Actualizado el 21/10/2025 a las 13:09
Pamplona toma el nombre de Pompeyo, el general romano que llegó a la ciudad en torno al año 75 a.C. y que puso las bases de la cultura de Roma en la ciudad. Un legado que sigue muy vivo, aunque oculto en el subsuelo del Casco Viejo de la ciudad. Si caminas por las calles Curia y Compañía, bajo tus pies tienes un tesoro: una de las termas romanas de Pamplona.
Hoy los pamploneses y pamplonesas soportamos el verano en piscinas o a orillas del río Arga, pero los romanos no se lo montaban nada mal. En el portal del número 3 de esta última calle (edificio de alquiler), bajo sus cimientos, asoma tímidamente un muro exterior de estas instalaciones públicas donde aquellos romanos disfrutaban de baños y conversaciones, una seña de identidad de esta civilización. Pamplona no fue una excepción. A través del cristal del exterior del edificio brota una parte minúscula del muro correspondiente al cierre noreste de las termas. Durante el día pasa inadvertido, pero a la noche, brilla con luz propia: este vestigio romano está iluminado.

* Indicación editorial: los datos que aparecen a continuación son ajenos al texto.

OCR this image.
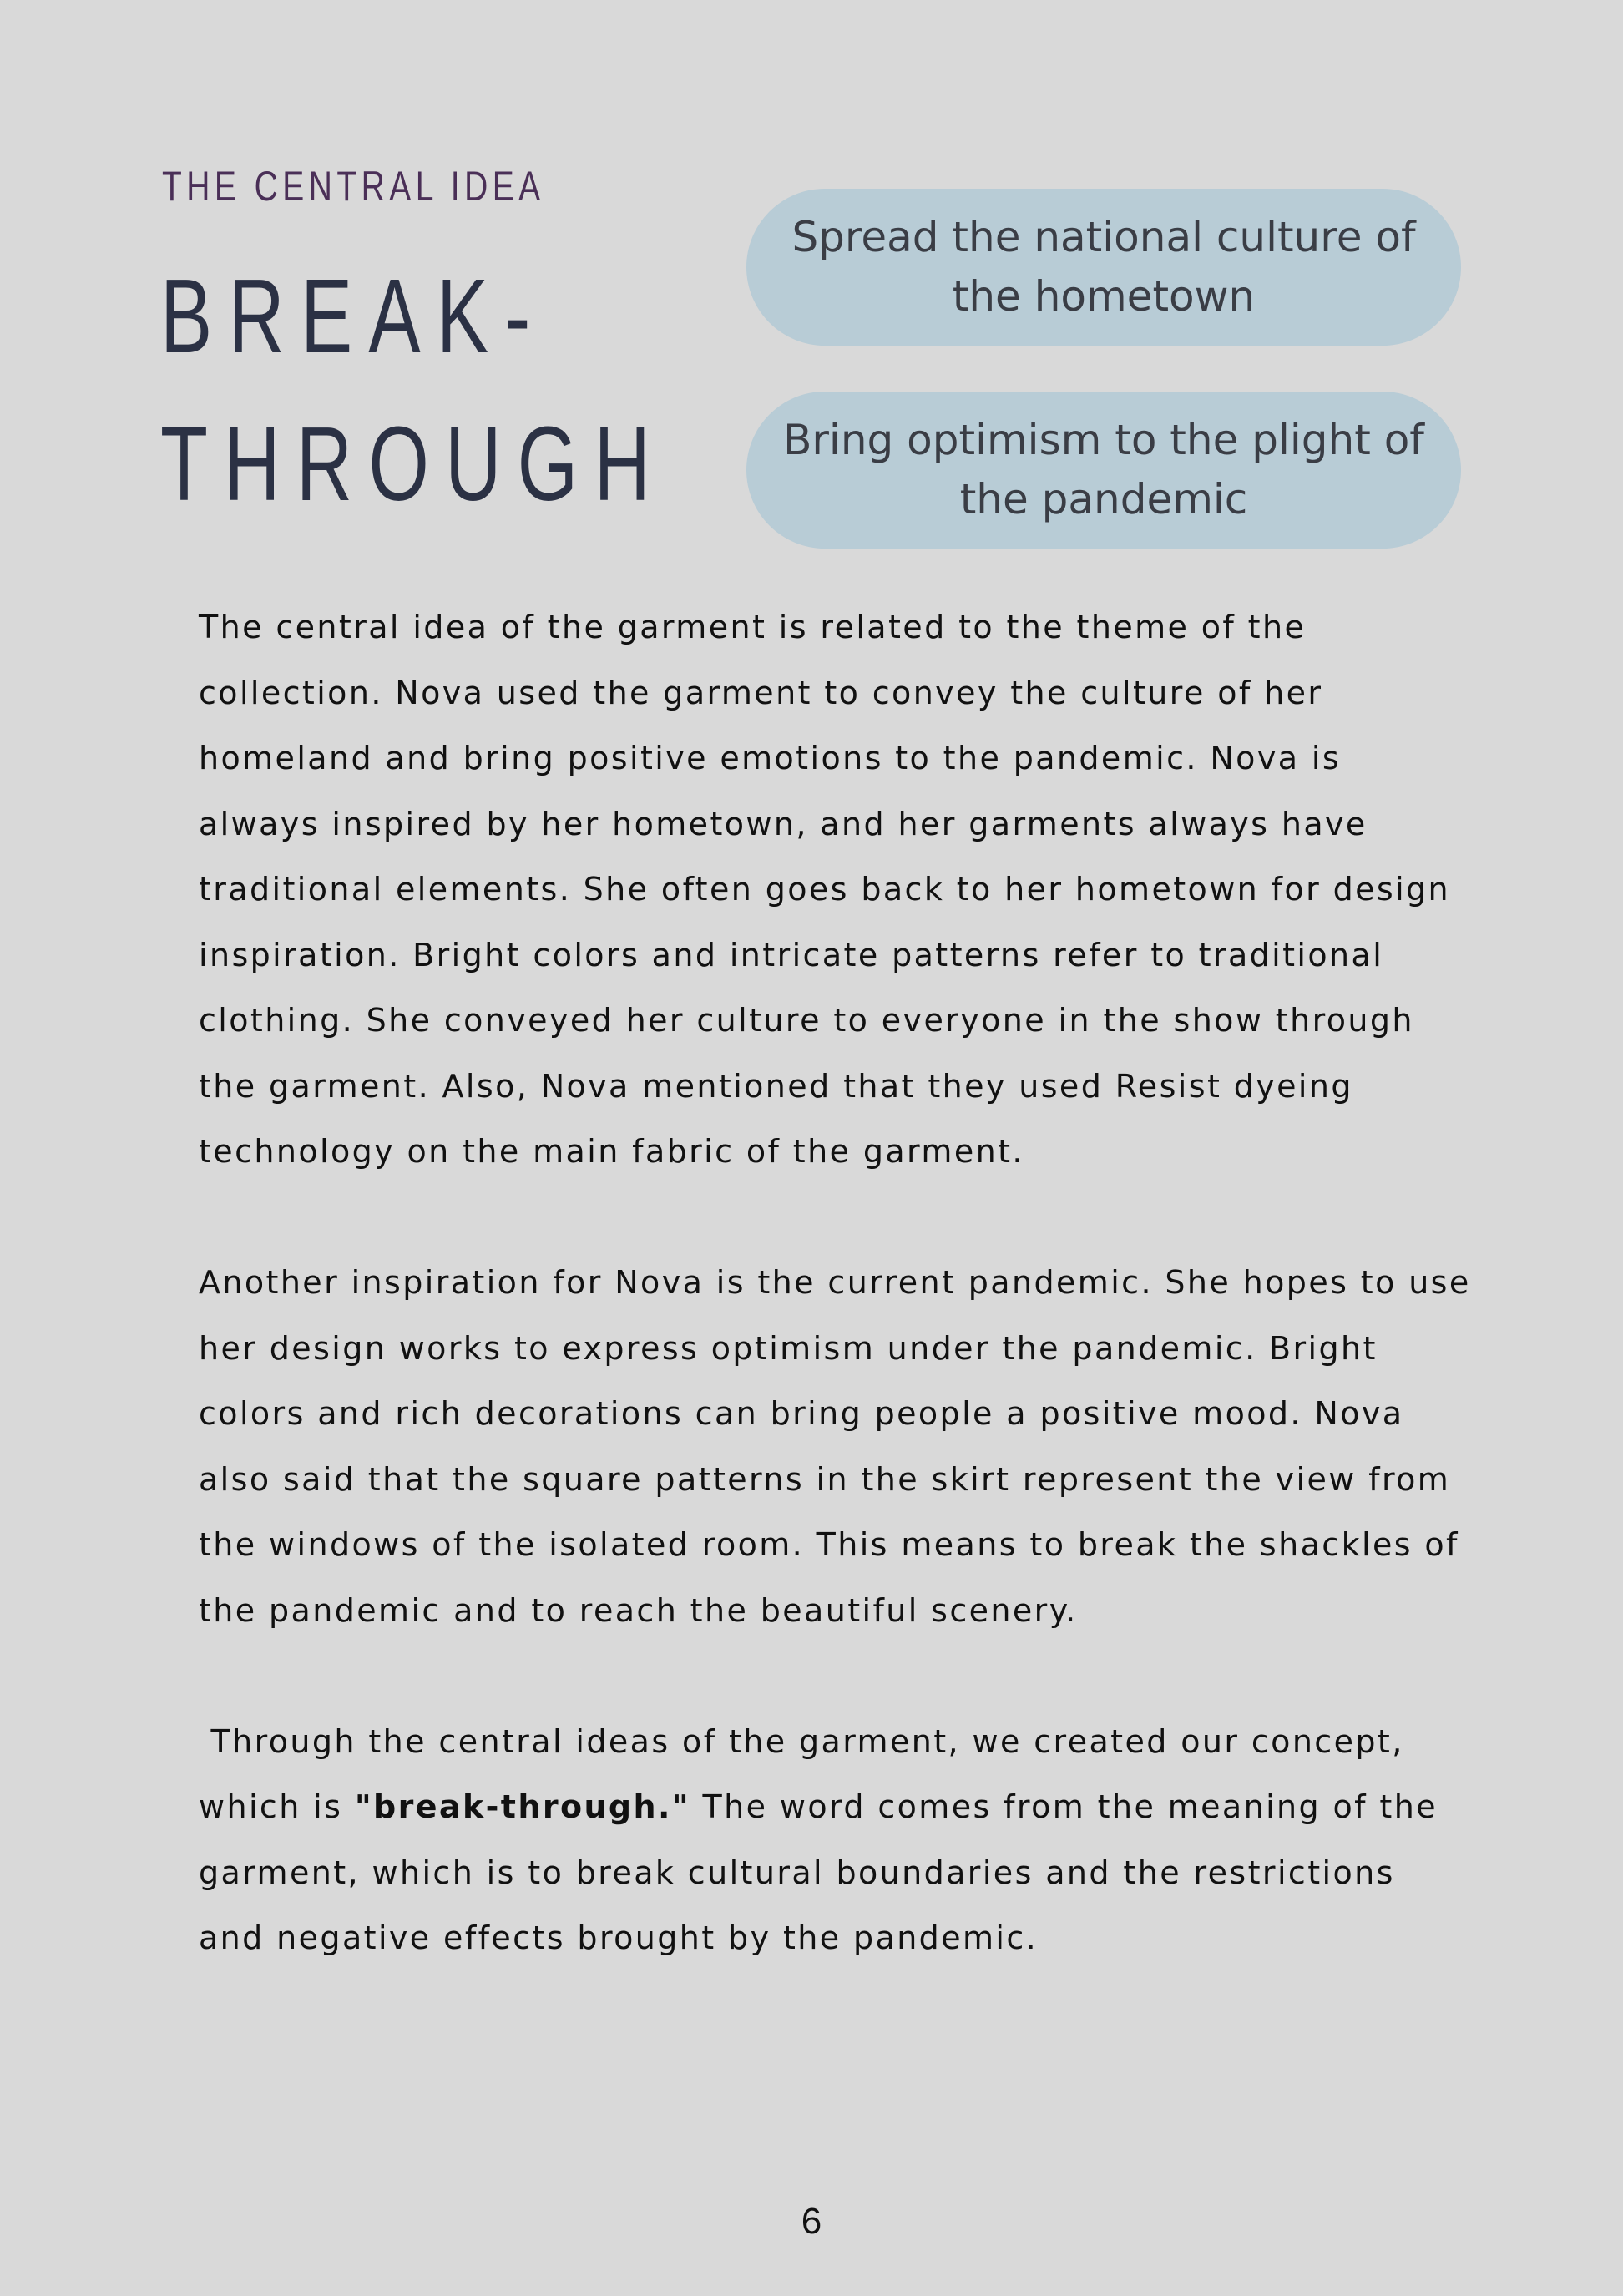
THE CENTRAL IDEA
BREAK-
THROUGH
Spread the national culture of
the hometown
Bring optimism to the plight of
the pandemic

The central idea of the garment is related to the theme of the

collection. Nova used the garment to convey the culture of her

homeland and bring positive emotions to the pandemic. Nova is

always inspired by her hometown, and her garments always have

traditional elements. She often goes back to her hometown for design

inspiration. Bright colors and intricate patterns refer to traditional

clothing. She conveyed her culture to everyone in the show through

the garment. Also, Nova mentioned that they used Resist dyeing

technology on the main fabric of the garment.

Another inspiration for Nova is the current pandemic. She hopes to use

her design works to express optimism under the pandemic. Bright

colors and rich decorations can bring people a positive mood. Nova

also said that the square patterns in the skirt represent the view from

the windows of the isolated room. This means to break the shackles of

the pandemic and to reach the beautiful scenery.

Through the central ideas of the garment, we created our concept,

which is "break-through." The word comes from the meaning of the

garment, which is to break cultural boundaries and the restrictions

and negative effects brought by the pandemic.

6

Los romanos pasaban horas allí en esta sala calefactada, adornada de bellos mosaicos, columnas y mármoles. En ella se aseaban, relajaban, ejercitaban y socializaban, reza un panel informativo a pie de calle. En el propio plano se observa que gran parte de esta terma se ubica bajo el actual albergue de peregrinos ‘Jesús y María’ y los edificios aledaños hasta la confluencia con la calle Curia. A la vista de su superficie, este complejo termal de casi 2.000 años de antigüedad y que se encuentra documentado, presentaba unas dimensiones generosas.


Diversas excavaciones arqueológicas han sacado a la luz también en estas dos calles un fragmento de un mosaico y una basa de una columna, además de un gran arco de acceso a las instalaciones próximo al muro. Lástima no poder tomar allí un baño como nuestros antepasados. Al menos puedes descubrir un trozo de la Pamplona enterrada y dar un salto imaginario a la buena vida romana.